Declaração de ausência
A Defensoria Pública deu início ao processo para declaração de ausência em 2021, conduzido pelo defensor público Giuliano Stefan Ramalho de Sena Rosa, titular da 1ª Defensoria Pública de Cassilândia.
A declaração de ausência é um processo judicial que reconhece que uma pessoa desapareceu e não há indícios de seu falecimento. Esse processo permite a proteção dos bens e interesses do ausente.

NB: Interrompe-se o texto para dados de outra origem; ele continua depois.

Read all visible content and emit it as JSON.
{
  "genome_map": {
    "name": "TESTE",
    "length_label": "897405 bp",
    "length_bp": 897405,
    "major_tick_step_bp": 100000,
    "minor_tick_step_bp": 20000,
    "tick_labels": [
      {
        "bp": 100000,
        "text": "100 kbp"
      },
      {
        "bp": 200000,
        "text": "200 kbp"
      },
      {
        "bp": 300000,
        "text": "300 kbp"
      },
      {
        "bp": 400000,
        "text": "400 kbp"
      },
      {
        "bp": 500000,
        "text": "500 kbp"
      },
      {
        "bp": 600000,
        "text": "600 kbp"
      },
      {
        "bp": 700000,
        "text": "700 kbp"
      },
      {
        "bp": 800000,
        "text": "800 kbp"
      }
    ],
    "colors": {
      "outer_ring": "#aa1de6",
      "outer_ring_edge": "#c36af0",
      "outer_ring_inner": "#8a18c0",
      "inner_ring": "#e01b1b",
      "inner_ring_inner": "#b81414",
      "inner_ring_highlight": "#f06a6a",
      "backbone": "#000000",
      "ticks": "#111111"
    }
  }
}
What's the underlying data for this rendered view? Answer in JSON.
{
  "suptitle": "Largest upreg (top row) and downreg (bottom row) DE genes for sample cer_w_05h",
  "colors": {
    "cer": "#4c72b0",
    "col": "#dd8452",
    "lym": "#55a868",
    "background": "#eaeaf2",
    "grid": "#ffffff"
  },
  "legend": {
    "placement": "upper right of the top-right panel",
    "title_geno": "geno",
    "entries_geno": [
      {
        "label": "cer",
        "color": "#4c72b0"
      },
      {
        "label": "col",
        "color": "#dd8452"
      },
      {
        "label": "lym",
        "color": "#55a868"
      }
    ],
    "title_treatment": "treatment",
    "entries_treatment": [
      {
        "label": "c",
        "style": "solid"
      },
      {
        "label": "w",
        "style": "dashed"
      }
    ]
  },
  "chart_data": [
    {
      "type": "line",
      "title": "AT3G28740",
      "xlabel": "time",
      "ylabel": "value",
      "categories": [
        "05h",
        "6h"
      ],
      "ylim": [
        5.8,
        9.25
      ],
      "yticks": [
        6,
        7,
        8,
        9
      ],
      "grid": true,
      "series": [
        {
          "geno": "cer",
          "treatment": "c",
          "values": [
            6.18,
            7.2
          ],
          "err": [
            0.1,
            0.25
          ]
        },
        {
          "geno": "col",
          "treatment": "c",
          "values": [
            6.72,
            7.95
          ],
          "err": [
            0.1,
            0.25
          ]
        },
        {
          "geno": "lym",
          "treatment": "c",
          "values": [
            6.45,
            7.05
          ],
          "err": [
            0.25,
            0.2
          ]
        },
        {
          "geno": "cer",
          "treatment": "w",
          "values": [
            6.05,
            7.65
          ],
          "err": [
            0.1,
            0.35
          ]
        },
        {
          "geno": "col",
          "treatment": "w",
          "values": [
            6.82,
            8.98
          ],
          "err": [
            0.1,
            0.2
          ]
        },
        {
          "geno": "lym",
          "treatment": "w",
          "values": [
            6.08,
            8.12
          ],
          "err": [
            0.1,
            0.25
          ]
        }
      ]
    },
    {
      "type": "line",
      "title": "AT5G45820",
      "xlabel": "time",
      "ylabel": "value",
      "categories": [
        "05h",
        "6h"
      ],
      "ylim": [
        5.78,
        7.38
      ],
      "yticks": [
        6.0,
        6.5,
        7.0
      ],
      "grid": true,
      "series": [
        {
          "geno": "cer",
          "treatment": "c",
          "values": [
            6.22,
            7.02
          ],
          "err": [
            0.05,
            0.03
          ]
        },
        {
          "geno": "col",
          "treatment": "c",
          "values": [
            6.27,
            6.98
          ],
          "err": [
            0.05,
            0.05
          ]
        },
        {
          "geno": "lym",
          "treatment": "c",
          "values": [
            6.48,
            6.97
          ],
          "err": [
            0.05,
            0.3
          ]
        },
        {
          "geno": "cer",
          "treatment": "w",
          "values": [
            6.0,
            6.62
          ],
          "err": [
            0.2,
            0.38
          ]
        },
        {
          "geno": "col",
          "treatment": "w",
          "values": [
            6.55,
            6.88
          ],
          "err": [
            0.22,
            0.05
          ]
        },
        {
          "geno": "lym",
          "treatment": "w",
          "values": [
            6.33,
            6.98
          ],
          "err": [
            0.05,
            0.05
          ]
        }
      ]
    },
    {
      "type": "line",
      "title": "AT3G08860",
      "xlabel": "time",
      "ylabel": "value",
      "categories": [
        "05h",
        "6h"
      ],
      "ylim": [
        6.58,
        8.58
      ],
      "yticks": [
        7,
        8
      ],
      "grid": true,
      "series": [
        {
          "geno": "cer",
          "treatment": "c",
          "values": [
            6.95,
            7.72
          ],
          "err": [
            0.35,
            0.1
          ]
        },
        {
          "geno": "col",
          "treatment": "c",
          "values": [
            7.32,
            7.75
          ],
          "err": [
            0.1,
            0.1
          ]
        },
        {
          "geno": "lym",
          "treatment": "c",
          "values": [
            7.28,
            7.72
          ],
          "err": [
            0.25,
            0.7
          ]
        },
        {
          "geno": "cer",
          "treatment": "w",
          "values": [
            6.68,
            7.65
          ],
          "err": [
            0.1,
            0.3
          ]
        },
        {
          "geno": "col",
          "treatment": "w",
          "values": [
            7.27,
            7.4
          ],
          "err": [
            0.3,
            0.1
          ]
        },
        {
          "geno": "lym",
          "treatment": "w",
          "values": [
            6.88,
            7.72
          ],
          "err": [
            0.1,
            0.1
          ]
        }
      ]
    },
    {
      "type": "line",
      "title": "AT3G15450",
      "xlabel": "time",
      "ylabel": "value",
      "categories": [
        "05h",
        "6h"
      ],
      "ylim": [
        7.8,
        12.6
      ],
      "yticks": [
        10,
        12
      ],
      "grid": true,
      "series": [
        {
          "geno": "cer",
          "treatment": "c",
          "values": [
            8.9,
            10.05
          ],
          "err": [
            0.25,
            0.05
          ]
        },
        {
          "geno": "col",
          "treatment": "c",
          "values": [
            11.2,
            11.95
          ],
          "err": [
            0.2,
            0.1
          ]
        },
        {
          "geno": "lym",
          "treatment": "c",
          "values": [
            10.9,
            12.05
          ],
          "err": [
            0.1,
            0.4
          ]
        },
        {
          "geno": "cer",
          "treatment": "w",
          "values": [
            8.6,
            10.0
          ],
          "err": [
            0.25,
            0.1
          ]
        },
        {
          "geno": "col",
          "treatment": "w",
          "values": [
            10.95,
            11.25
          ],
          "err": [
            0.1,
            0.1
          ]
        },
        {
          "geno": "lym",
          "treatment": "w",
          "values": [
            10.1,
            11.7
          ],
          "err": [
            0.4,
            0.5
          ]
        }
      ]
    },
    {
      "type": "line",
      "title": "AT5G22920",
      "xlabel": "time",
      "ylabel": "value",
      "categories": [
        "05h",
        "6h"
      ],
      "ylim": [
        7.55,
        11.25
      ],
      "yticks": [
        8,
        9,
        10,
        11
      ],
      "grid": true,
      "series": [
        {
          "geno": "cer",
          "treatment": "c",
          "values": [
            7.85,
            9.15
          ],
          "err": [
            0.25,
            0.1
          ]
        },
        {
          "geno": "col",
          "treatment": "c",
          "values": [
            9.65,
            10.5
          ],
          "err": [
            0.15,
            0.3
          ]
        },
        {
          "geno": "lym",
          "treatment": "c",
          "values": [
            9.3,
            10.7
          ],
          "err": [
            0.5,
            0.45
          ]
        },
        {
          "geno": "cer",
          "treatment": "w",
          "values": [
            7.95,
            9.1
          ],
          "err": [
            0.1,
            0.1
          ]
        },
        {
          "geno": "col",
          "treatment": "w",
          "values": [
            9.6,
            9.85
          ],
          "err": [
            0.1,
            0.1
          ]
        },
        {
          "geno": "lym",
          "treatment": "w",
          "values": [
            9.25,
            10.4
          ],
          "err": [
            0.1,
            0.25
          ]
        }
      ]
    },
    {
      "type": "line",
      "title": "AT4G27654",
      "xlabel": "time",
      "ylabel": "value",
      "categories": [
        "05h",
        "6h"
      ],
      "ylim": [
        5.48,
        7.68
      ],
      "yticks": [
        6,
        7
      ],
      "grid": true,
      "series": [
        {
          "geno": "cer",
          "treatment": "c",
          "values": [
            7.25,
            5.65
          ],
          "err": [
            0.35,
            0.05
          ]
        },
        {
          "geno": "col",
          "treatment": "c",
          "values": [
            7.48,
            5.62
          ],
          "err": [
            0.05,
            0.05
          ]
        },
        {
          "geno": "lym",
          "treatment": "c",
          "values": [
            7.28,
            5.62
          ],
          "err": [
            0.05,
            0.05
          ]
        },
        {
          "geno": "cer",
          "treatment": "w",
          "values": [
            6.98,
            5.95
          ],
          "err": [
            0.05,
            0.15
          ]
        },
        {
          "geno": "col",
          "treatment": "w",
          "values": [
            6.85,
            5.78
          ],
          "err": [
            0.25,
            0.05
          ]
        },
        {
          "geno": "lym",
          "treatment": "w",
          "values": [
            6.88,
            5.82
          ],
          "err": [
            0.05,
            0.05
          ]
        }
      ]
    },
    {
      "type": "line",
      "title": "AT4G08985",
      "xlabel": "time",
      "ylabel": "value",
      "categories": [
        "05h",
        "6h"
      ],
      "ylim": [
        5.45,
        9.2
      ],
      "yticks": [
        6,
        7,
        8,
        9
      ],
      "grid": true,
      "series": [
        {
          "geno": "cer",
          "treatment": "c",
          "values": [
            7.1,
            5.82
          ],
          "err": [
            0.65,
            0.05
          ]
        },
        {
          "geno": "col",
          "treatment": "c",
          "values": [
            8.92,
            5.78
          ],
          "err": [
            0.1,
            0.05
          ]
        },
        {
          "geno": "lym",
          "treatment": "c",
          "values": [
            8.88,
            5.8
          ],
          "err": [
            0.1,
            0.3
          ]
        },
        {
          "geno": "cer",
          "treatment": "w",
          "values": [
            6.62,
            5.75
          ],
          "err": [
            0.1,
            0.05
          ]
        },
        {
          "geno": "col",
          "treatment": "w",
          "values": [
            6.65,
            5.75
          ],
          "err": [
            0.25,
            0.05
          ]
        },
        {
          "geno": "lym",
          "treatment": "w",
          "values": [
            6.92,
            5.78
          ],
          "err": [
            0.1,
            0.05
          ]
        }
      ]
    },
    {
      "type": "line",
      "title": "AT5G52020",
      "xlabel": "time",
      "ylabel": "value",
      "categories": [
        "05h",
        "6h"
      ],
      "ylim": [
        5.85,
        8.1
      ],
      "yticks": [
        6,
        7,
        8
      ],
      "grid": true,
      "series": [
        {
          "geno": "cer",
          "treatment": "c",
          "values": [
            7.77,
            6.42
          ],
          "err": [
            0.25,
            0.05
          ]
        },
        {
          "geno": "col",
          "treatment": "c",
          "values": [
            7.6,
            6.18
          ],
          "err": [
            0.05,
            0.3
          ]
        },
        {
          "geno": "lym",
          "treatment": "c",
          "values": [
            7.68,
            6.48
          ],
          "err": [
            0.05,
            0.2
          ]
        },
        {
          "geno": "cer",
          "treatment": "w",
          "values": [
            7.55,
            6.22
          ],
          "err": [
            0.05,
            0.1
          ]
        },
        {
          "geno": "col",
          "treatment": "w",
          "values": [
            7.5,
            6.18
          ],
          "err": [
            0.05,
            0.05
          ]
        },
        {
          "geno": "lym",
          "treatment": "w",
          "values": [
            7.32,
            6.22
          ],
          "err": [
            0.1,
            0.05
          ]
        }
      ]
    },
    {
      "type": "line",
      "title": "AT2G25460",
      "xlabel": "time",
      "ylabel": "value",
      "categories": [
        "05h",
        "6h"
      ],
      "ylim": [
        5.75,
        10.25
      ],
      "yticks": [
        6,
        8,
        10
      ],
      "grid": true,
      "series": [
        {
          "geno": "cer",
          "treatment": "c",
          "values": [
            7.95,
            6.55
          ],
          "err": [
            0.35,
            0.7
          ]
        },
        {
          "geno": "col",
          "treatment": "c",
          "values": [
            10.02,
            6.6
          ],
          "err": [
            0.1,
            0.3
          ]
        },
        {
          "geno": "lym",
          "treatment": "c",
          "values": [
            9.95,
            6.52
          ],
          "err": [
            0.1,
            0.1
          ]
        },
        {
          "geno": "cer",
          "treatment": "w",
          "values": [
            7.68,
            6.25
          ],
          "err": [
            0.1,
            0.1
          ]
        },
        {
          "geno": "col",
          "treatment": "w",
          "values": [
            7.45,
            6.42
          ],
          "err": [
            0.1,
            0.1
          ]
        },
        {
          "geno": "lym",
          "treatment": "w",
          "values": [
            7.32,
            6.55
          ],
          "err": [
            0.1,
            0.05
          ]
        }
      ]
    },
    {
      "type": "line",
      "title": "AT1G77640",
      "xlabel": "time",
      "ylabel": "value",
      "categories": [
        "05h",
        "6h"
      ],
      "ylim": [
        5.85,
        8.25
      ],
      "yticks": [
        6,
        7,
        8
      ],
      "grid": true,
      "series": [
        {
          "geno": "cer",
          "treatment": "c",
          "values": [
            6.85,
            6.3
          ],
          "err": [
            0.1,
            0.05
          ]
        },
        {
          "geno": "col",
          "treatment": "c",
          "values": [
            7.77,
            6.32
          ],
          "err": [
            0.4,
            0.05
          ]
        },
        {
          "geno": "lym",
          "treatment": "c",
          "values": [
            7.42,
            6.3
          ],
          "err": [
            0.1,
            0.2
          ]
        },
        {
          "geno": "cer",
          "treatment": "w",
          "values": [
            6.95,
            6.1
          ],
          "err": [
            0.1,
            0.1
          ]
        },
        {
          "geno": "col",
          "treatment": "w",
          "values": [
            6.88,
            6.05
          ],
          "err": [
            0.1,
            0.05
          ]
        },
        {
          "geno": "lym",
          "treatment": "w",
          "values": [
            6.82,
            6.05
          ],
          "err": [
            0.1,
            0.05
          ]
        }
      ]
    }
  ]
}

"Durante as diligências, não foram encontrados registros de sua passagem por outros estabelecimentos penais, tampouco certidão de óbito. No entanto, havia nos autos documentos sobre o processo criminal que levou à sua condenação e prisão em 1994", disse a Defensoria, em nota.
Gerson estava preso por homicídio. Em 1994, ele deu uma facada em um colega de trabalho, em uma carvoaria.
O Ministério Público manifestou-se favorável à declaração de ausência, destacando a inexistência de qualquer indício sobre a localização do homem.
Com base nos elementos apresentados, a juíza Flávia Simone Cavalcante, da 2ª Vara de Cassiândia, reconheceu a ausência e nomeou a filha, que poderá organizar as documentações legais a partir de agora.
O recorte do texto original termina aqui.